This book explores the political construction of imperial frontiers during the reigns of Ferdinand the Catholic and Charles V in the Iberian Peninsula and the Mediterranean. Contrary to many studies on this topic, this book neither focuses on a specific frontier nor attempts to provide an overview of all the imperial frontiers. Instead, it focuses on a specific individual: Juan Rena (1480–1539). This Venetian clergyman spent 40 years serving the king in several capacities while travelling from the Maghreb to northern Spain, from the Pyrenees to the western fringes of the Ottoman Empire. By focusing on his activities, the book offers an account of the Spanish Empire’s frontiers as a vibrant political space where a multiplicity of figures interacted to shape power relations from below. Furthermore, it describes how merchants, military officers, nobles, local elites and royal agents forged a specific political culture in the empire’s liminal spaces.
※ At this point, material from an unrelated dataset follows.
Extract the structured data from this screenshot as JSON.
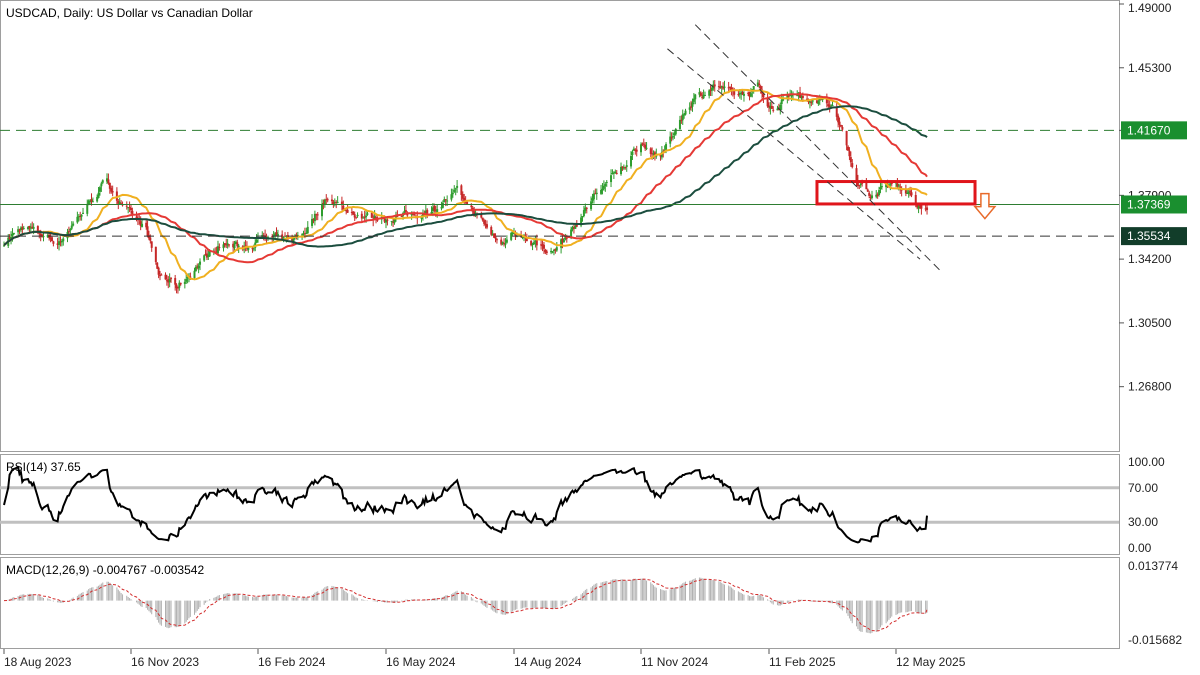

Through their negotiations and cooperation, but also through their competition and clashes, they created practices and norms in areas like cross-cultural diplomacy, the making of the social fabric, the definition of new jurisdictions, and the mobilization of resources for war.
Table of Contents
1. Defining the Frontier: Juan Rena’s Network and Spanish Expansion into the Maghreb
2. The Making of a Frontier: Noble Authority and Jurisdictional Pluralism Between Southern Iberia and the Maghreb
3. Political Incorporation from Below: Juan Rena and the Integration of Navarre into the Spanish Empire
4. Constructing a Maritime Frontier: Politics and Sea Power in the Mediterranean World During the Age of Charles V
Jose M. Escribano-Páez is Marie Skłodowska-Curie Fellow at the Universidad Pablo de Olavide, where he also teaches modules on Early Modern History and Imperial History.